Barkley is the brain child of Gary Cantrell (Lazarus Lake) and Karl Henn (Raw Dog).  In 1985, they had been intrigued by the very few miles that James Earl Ray had covered back in 1977 during his 54.5-hour prison escape in the mountains.  Cantrell felt that he could do much better.  See Barkley Marathons – The Birth

That year Cantrell and Henn went up into that wilderness to backpack, in two days, the “boundary trail,” about 20 miles, constructed by the Civilian Conservation Corps decades earlier. Four people died building the trail. When they showed the rangers their route around the park, they were told that they wouldn’t be able to make it. The rangers didn’t want them to go on the hike because they didn’t want to have to rescue them. But the rangers were convinced to give them a permit. The first 7.5 miles took the two ten hours to cover.

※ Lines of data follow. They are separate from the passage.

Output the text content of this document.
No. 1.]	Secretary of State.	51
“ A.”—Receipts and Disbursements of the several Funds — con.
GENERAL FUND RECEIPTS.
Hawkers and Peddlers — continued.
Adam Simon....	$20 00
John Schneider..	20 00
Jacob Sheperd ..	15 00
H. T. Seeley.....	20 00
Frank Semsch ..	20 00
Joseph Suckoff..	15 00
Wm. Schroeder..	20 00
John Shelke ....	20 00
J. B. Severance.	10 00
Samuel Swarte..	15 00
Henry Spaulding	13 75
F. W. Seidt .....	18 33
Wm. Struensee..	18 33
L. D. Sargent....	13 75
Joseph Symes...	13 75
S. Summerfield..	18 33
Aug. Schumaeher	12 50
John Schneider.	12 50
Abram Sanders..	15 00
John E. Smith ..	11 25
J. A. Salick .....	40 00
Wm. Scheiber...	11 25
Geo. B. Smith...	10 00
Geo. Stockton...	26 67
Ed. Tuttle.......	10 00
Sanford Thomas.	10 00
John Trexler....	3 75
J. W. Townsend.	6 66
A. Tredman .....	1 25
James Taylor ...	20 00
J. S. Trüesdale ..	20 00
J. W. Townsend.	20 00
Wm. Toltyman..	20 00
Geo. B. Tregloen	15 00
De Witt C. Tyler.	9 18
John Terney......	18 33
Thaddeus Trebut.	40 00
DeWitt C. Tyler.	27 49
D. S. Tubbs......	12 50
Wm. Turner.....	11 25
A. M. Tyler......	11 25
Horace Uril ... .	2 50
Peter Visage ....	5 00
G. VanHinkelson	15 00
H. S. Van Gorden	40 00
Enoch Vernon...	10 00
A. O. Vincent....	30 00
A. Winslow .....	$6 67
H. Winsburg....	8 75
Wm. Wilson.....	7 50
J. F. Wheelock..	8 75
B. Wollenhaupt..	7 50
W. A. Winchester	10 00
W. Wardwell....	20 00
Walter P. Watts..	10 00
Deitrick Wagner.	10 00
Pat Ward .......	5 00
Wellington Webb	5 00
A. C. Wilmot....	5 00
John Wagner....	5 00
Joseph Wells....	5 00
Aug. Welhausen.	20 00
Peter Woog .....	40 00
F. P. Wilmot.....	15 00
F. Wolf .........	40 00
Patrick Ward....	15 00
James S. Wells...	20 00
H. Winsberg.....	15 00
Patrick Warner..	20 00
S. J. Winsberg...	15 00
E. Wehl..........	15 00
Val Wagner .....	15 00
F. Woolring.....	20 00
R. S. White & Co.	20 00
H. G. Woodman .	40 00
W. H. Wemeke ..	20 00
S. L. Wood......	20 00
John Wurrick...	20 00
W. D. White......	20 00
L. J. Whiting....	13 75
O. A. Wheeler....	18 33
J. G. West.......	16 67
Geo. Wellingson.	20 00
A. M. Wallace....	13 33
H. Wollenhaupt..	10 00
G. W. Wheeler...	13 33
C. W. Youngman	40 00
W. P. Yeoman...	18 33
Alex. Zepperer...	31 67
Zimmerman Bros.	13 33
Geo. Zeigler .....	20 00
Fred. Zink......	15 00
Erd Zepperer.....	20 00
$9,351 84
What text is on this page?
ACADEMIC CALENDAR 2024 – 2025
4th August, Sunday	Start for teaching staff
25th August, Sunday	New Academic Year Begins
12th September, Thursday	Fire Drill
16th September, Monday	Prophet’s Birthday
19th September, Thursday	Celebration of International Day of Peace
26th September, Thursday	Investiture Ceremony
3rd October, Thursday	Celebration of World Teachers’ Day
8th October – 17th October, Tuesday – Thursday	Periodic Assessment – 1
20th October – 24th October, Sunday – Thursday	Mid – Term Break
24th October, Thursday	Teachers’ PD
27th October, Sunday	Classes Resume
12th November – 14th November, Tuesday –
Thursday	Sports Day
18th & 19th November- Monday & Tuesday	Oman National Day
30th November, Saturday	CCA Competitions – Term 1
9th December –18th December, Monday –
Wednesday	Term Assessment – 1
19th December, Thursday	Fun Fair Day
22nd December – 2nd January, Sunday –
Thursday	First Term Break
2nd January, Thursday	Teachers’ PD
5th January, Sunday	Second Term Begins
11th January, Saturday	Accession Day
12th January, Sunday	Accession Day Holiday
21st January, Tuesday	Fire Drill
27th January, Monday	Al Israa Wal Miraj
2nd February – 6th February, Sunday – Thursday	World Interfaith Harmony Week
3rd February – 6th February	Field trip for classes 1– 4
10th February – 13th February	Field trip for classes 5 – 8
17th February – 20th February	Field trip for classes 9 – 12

They did finish their backpack trip and told the rangers that they had some friends who would probably like to run the trail. The idea for Barkley had been hatched and a course was designed and plans put into to for the first year of the Barkley in 1986 at Frozen Head State Park.  Cantrell later said, “The best description of the course I’ve heard? Someone told me that every ultra has its signature hill, the nasty one that’s totally unreasonable and makes or breaks the race—the Barkley is like all those hills just put end on end.”